Python データセットに関数フィッティング（近似式）してグラフに記入する「Numpy×SciPy」

'24/05/06更新：可読性向上のため、コードをクラスに書き換えました。
　本記事では、データセットに対して、所望の関数にフィッティングして近似式を作成する雛形コードを載せました。scipyのoptimize.curve_fitを利用します。

▼比例近似：y = ax にしたい場合（切片0）

f:id:HK29:20200215230156p:plain

▼一次近似：y = ax + b にしたい場合

f:id:HK29:20200215230205p:plain

▼二次近似：y = ax^2 + bx + c にしたい場合

f:id:HK29:20200215230217p:plain

　下図は、上図３つのサンプルデータの例です（csvファイル）。本プログラム内でpandasのDataFrame書式で読み込みます。そして、縦軸と横軸にする列名を指定すると、冒頭３つのような図を作成します。

■本プログラム

import pandas as pd
import numpy as np
import scipy as sp
from scipy import optimize
import math
import matplotlib
matplotlib.use('Agg')
import matplotlib.pyplot as plt
import datetime

class RegressionPlotter:
    def __init__(self, save_fname, X_name, Y_name):
        """
        RegressionPlotterクラスのコンストラクタ。

        Args:
            save_fname (str): 保存ファイル名のプレフィックス。
            X_name (str): X軸の列名。
            Y_name (str): Y軸の列名。
        """
        self.save_fname = save_fname
        self.X_name = X_name
        self.Y_name = Y_name

    def plot_regression(self, DF, approximation_function, label_format):
        """
        近似曲線をプロットするメソッド。

        Args:
            DF (pandas.DataFrame): データフレーム。
            approximation_function (function): 近似関数。
            label_format (str): 凡例のフォーマット。
        """
        popt, _ = optimize.curve_fit(approximation_function, DF[self.X_name], DF[self.Y_name])

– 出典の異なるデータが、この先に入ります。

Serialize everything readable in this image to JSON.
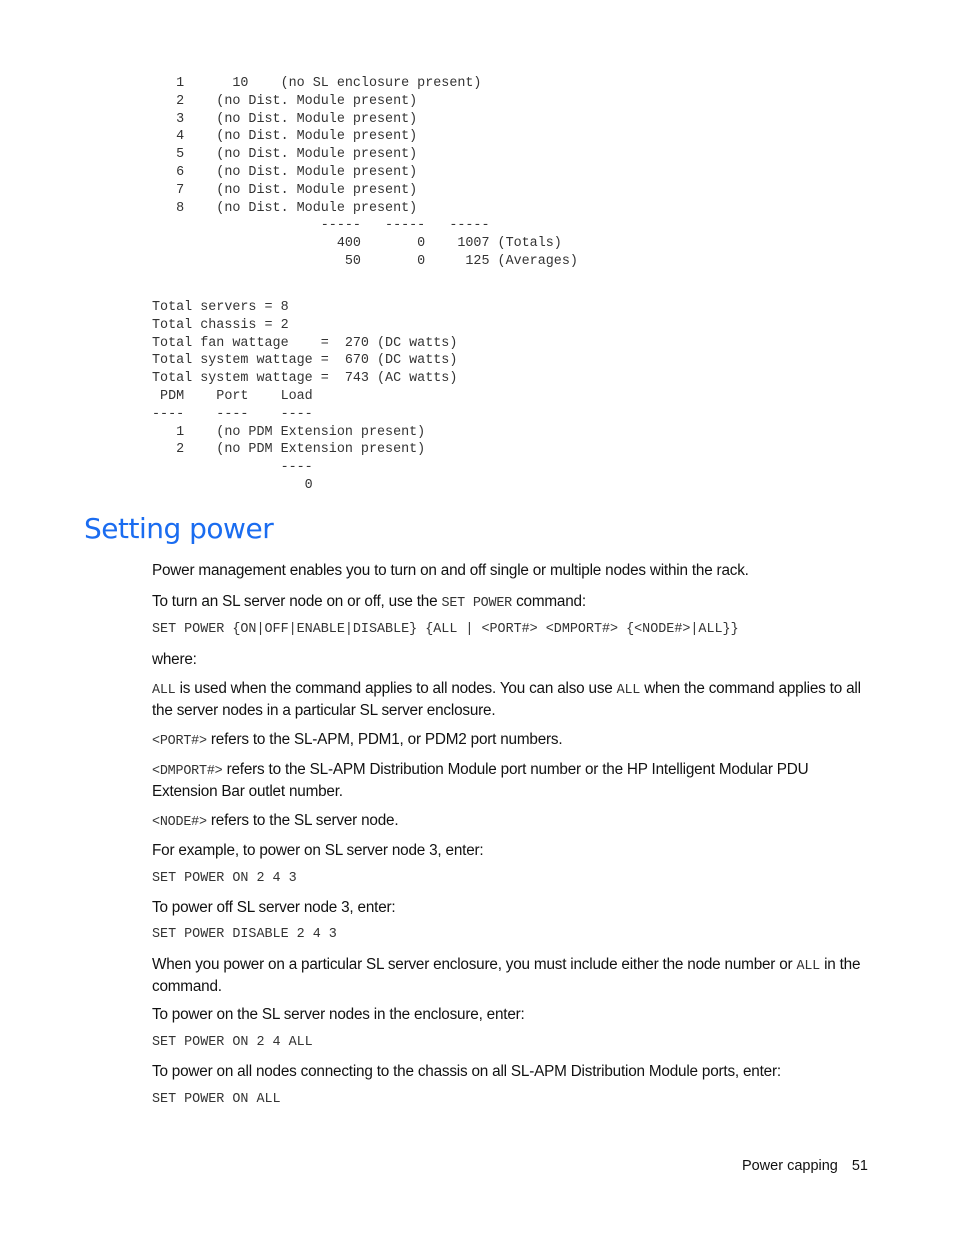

        ax = plt.figure(num=0, dpi=120).gca()
        ax.set_title("pred vs real ", fontsize=14)
        ax.set_xlabel(self.X_name, fontsize=16)
        ax.set_ylabel(self.Y_name, fontsize=16)
        rp = ax.scatter(x=self.X_name, y=self.Y_name, data=DF, facecolors="none", edgecolors='black')

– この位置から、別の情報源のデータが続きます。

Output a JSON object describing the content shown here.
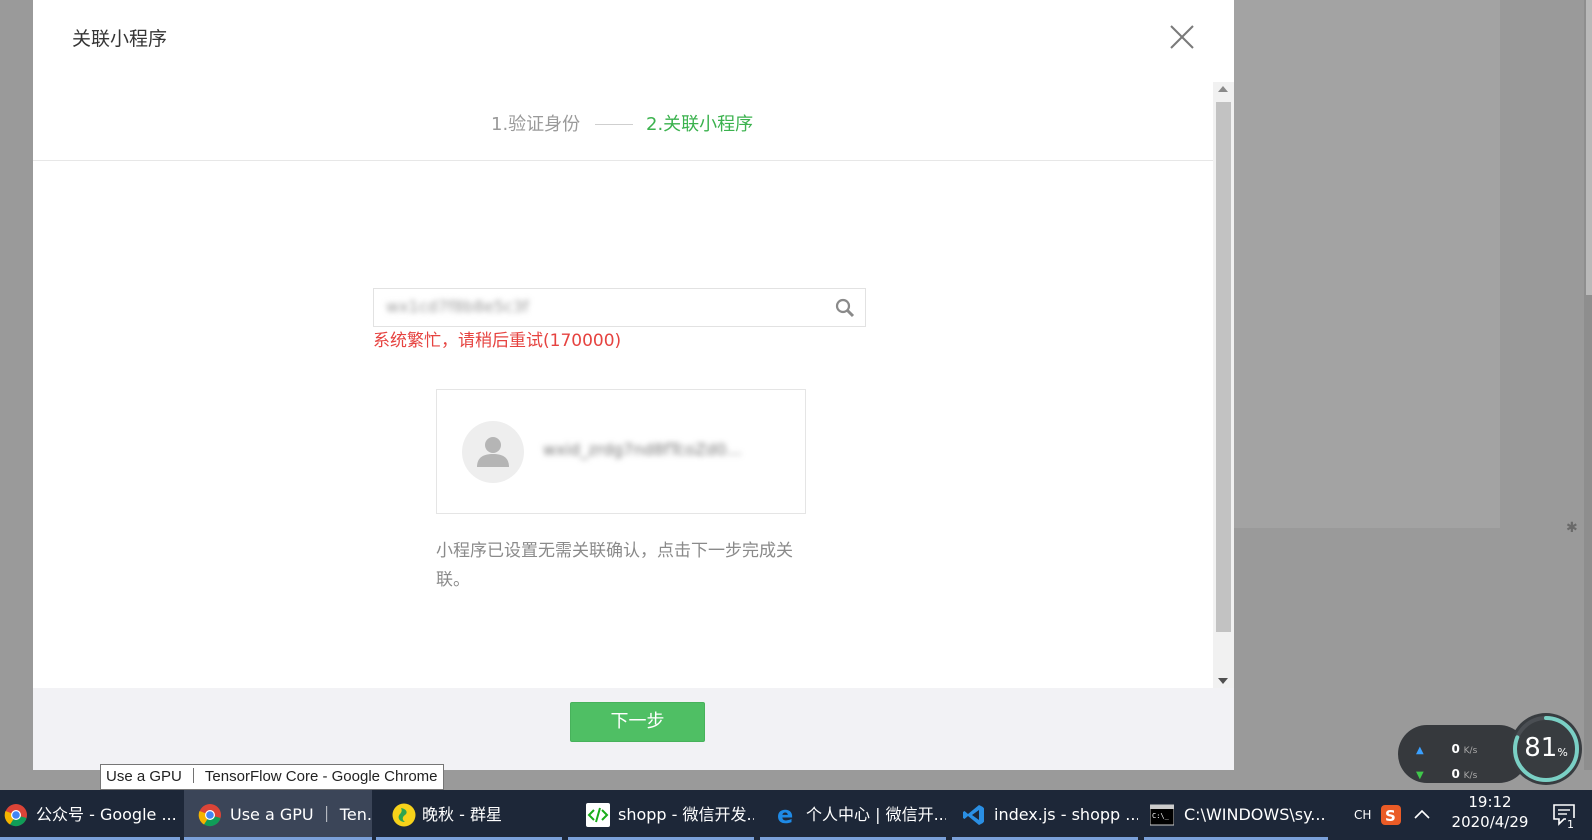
{
  "dialog": {
    "title": "关联小程序",
    "steps": {
      "step1": "1.验证身份",
      "step2": "2.关联小程序"
    },
    "search": {
      "value": "wx1cd7f8b8e5c3f",
      "error": "系统繁忙，请稍后重试(170000)"
    },
    "card": {
      "name": "wxid_zrdg7nd8fTcoZd0..."
    },
    "hint": "小程序已设置无需关联确认，点击下一步完成关联。",
    "next_button": "下一步"
  },
  "tooltip": "Use a GPU ｜ TensorFlow Core - Google Chrome",
  "net_widget": {
    "up_value": "0",
    "up_unit": "K/s",
    "down_value": "0",
    "down_unit": "K/s",
    "gauge_value": "81",
    "gauge_unit": "%",
    "gauge_level": 0.81
  },
  "taskbar": {
    "tasks": [
      {
        "label": "公众号 - Google ...",
        "icon": "chrome-icon"
      },
      {
        "label": "Use a GPU ｜ Ten...",
        "icon": "chrome-icon"
      },
      {
        "label": "晚秋 - 群星",
        "icon": "music-player-icon"
      },
      {
        "label": "shopp - 微信开发...",
        "icon": "wechat-devtools-icon"
      },
      {
        "label": "个人中心 | 微信开...",
        "icon": "edge-icon"
      },
      {
        "label": "index.js - shopp ...",
        "icon": "vscode-icon"
      },
      {
        "label": "C:\\WINDOWS\\sy...",
        "icon": "cmd-icon"
      }
    ],
    "ime": "CH",
    "time": "19:12",
    "date": "2020/4/29",
    "notification_count": "1"
  }
}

        x_min = DF[self.X_name].min()
        x_max = DF[self.X_name].max()
        y_min = DF[self.Y_name].min()
        y_max = DF[self.Y_name].max()
        x_min = min(x_min, y_min)
        x_max = min(x_max, y_max)

        x_range = x_max - x_min
        if x_max > 1:
            min_lim = 0
            max_lim = math.floor(x_max + 1) if x_range <= 10 else math.floor(x_max + 10)
        else:
            max_lim = 0
            max_lim = math.floor(x_max - 1) if x_range <= 100 else math.floor(x_max - 10)

        rp.axes.set_xlim(min_lim, max_lim)
        rp.axes.set_ylim(min_lim, max_lim)

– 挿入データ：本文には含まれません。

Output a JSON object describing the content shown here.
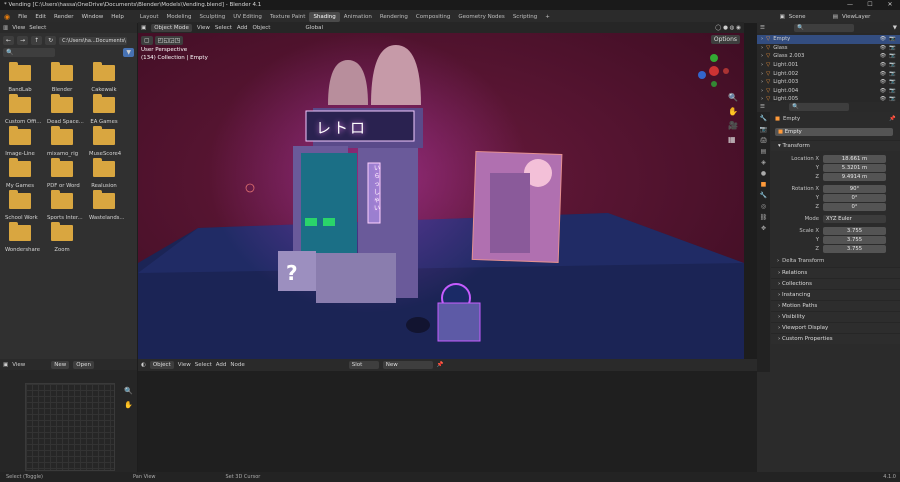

        x_approximation = np.linspace(min_lim, max_lim, 10)
        y_approximation = approximation_function(x_approximation, *popt)
        line_approximation = ax.plot(x_approximation, y_approximation, linestyle='dashed', linewidth=3, color='r')

        rp.axes.set_aspect('equal', adjustable='box')
        plt.grid(True)
        ax.legend([line_approximation[0]], [label_format.format(*popt)], loc='upper left', numpoints=1, fontsize=15)
        plt.tick_params(labelsize=15)
        plt.tight_layout()
        plt.savefig(self.save_fname + '.png')
        plt.close()

class LinearRegression:
    @staticmethod
    def proportional_approximation(x, a):
        """
        比例近似関数 y = ax の定義。

        Args:
            x (float): x値。
            a (float): 近似パラメータ。

        Returns:
            float: 近似されたy値。
        """
        return a * x

    @staticmethod
    def first_order_approximation(x, a, b):
        """
        1次近似関数 y = ax + b の定義。

        Args:
            x (float): x値。
            a (float): 近似パラメータ。
            b (float): 近似パラメータ。

        Returns:
            float: 近似されたy値。
        """
        return a * x + b

    @staticmethod
    def quadratic_approximation(x, a, b, c):
        """
        2次近似関数 y = ax^2 + bx + c の定義。

        Args:
            x (float): x値。
            a (float): 近似パラメータ。
            b (float): 近似パラメータ。
            c (float): 近似パラメータ。

        Returns:
            float: 近似されたy値。
        """
        return a * pow(x, 2) + b * x + c

if __name__ == '__main__':
    # 日付の生成
    now = datetime.datetime.now().strftime("%y%m%d")
    
    # データセットの読み込み
    file_path = "sample_data.csv"
    df = pd.read_csv(file_path)

    # 比例近似プロッターのインスタンス化
    proportional_plotter = RegressionPlotter(now + "_01_PRICE_PRICE_pred_ProportionalApproximation", "PRICE", "PRICE_pred")
    # グラフ化
    proportional_plotter.plot_regression(df, LinearRegression.proportional_approximation, "y = {:.2f}x")

    # 一次近似プロッターのインスタンス化
    first_order_plotter = RegressionPlotter(now + "_02_PRICE_PRICE_pred_FirstOrderApproximation", "PRICE", "PRICE_pred")
    # グラフ化
    first_order_plotter.plot_regression(df, LinearRegression.first_order_approximation, "y = {0:.2f}x + {1:.2f}")

    # 二次近似プロッターのインスタンス化
    quadratic_plotter = RegressionPlotter(now + "_03_PRICE_PRICE_pred_QuadraticApproximation", "PRICE", "PRICE_pred")
    # グラフ化
    quadratic_plotter.plot_regression(df, LinearRegression.quadratic_approximation,
                                            "y = {0:.2f}x^2 + {1:.2f}x + {2:.2f}")

    print("finished")